[Date Prev][Date Next][Thread Prev][Thread Next][Date Index][Thread Index]
Re: URI canonicalization
On Jan 31, 2005, at 11:56 PM, Martin Duerst wrote:
At 14:27 05/02/01, Roy T. Fielding wrote:
>That would be a falsehood. Identifiers are not subject to
>"simplification" -- they are either equivalent or not. We can
>add all of the implementation requirements we like to prevent
>software from detecting false negatives, but that doesn't change
>the fact that equivalent identifiers always identify the same
>resource. It is the author's responsibility to use URIs
>(or IRIs) that are actually different, not the responsibility
>of the protocol or implementation.
It's okay for some network-oriented usage to work that way.
The network can fail any moment, anyway. But it's not helpful
at all in some contexts that are not network-oriented. A very
good case in point would be XML Namespaces. In that case,
unless there is a single rule for comparison that can be used
by all implementations, it would lead to some XML being
declared namespace valid by one XML processor, and not
namespace valid by some other XML processor.
Where is this myth coming from? If a single document uses two
different URIs to name the same namespace (or multiple documents
using different URIs are merged) then an XML processor will consider
those qualified names as different names. That does not change their
validity whatsoever. It doesn't even change their data model, since
to be equivalent the two URIs must refer to the same namespace and
therefore the same data model. Validity is a property of DTDs and
Schema, not XML namespace processing, and neither DTDs nor Schema
are able to redefine the meaning of URIs. The only purpose of the
comparison algorithm is to allow those technologies to take the
shortcut of evaluating structures based solely on the strcmp URI
comparison, leaving false-negatives to be resolved by the author.
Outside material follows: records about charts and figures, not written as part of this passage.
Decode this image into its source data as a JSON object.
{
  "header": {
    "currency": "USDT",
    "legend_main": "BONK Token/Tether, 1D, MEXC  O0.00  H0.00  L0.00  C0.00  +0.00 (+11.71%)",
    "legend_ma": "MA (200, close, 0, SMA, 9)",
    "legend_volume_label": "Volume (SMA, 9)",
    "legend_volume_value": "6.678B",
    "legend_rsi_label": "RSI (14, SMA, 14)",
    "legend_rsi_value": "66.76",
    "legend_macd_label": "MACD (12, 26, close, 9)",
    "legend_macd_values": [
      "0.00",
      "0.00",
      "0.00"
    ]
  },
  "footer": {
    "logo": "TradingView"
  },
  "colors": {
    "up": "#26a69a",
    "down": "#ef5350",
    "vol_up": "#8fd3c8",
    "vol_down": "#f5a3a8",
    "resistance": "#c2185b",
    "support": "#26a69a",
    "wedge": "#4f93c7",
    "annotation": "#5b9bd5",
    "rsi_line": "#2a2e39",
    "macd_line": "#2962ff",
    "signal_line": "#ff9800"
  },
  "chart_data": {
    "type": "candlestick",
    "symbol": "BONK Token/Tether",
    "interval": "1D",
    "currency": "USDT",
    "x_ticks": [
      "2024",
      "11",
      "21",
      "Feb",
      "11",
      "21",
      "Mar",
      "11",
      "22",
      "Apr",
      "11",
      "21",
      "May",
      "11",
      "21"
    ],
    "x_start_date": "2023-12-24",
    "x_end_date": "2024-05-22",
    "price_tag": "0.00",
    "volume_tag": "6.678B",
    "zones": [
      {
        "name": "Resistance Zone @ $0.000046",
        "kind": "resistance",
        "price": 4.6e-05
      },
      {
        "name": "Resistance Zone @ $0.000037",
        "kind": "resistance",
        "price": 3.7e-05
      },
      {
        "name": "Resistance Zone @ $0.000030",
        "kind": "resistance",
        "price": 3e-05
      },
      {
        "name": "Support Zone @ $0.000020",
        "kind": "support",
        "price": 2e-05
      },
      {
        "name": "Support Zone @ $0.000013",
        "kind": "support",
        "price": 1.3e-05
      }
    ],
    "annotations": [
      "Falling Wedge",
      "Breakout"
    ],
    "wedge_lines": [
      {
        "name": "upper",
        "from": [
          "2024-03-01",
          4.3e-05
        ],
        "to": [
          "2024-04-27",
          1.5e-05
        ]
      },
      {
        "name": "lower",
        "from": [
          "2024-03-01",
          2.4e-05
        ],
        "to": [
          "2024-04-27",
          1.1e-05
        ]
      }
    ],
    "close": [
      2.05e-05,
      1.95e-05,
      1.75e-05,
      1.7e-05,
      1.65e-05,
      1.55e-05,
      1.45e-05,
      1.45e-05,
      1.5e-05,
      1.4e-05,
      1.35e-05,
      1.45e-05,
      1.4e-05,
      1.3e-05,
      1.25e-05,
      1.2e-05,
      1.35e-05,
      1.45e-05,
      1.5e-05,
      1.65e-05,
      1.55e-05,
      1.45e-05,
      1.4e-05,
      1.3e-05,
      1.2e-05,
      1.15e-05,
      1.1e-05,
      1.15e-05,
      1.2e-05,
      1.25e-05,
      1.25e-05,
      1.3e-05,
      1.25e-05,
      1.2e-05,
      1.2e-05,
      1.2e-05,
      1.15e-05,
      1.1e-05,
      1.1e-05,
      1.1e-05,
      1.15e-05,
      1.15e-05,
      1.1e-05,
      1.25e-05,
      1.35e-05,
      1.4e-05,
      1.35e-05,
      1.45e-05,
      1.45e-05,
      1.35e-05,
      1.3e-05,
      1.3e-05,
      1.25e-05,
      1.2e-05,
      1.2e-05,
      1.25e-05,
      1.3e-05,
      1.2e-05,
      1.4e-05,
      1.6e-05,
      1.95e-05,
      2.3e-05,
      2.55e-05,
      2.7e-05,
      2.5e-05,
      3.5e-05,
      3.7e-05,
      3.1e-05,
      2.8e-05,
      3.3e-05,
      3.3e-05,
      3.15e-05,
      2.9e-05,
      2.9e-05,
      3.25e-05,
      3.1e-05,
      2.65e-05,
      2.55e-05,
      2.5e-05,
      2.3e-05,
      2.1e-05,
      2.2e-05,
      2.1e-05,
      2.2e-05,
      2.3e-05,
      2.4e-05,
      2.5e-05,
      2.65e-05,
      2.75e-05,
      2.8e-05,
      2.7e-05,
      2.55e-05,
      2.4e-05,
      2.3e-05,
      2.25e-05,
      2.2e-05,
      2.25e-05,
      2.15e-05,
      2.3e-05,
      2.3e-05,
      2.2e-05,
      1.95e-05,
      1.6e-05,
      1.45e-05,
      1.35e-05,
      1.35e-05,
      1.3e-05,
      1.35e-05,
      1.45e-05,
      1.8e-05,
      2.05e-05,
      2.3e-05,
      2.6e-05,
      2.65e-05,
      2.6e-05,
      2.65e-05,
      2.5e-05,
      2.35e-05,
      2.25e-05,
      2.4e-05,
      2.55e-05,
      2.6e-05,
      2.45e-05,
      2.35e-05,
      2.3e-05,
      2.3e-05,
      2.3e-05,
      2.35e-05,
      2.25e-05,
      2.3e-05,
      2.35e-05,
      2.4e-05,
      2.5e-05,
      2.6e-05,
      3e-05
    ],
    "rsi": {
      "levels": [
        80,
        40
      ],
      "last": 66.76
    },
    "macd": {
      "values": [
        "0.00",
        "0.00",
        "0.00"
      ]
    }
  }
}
>I am disappointed that a MUST requirement was added to IRI in the
>last draft without working group review. This part
> Applications using IRIs as identity tokens with no relationship to
> protocol MUST use the Simple String Comparison (see section 5.3.1).
> All other applications MUST select one of the comparison practices
> from the Comparison Ladder (see section 5.3 or, after IRI-to-URI
> conversion, select one of the comparison practices from the URI
> comparison ladder in [RFC3986], section 6.2)
>is completely missing the point of the ladder.
It was added due to a security review initiated by the IESG.
I think I wrote the actual text, but the suggestion for
the MUSTs didn't come from the authors, but from the security
*grumble* If I had a dime for every time an IETF "security expert"
screwed up an application protocol, I'd at least have a grande
caramel machiatto to numb this headache. It is never a good idea
to add requirements that make additional security-checking
a non-compliant application.
The difference to the URI spec is not a good thing. But I disagree
with your explanation. Both XML Namespaces and RDF (which is
based on XML Namespaces) *require* character-by-character
comparison, for good reasons.
No, they require strcmp comparison for certain procedures related
to matching names. They cannot require implementations to ignore
the equivalence of some URIs because that would change the meaning
of the statements being made, particularly for RDF.
Otherwise, concepts such as
conformance to XML Namespaces or equivalence of RDF statements
would just hang in the air.
No, they don't -- the processing algorithm does not change the
meaning of the identifiers. It only defines minimal conformance
criteria for implementations. RDF statements do not know the
meaning of the URIs used to create those statements, nor do they
know what URIs are equivalent, but not knowing that two URIs are
equivalent does not change the fact that any statements made about
the resource of one URI must also be valid for the resource of the
other equivalent URI, since URIs cannot be equivalent if they
do not both identify the same resource. In other words, there
are no closed-world theories of equivalence that override the
universality of URIs. The same applies to IRIs.
Security protocols are of course
another area of application where consistent behavior is
extremely important. "Sometimes it may match, sometimes not"
or "if you know all the schemes and protocols involved, the
server used on the other side, and the intent of the creator/
maintainer of the resource for what to do about it in the future,
you'll get consistent results" are just sometimes not good enough.
Security protocols make comparisons based on what is being secured,
not based on some abstract theory. They are capable of defining
that for themselves, consistently, and with respect to the resources
being secured rather than one identifier used to access those
resources. The IRI spec doesn't know enough about an application's
needs to declare one form of comparison to be better than others.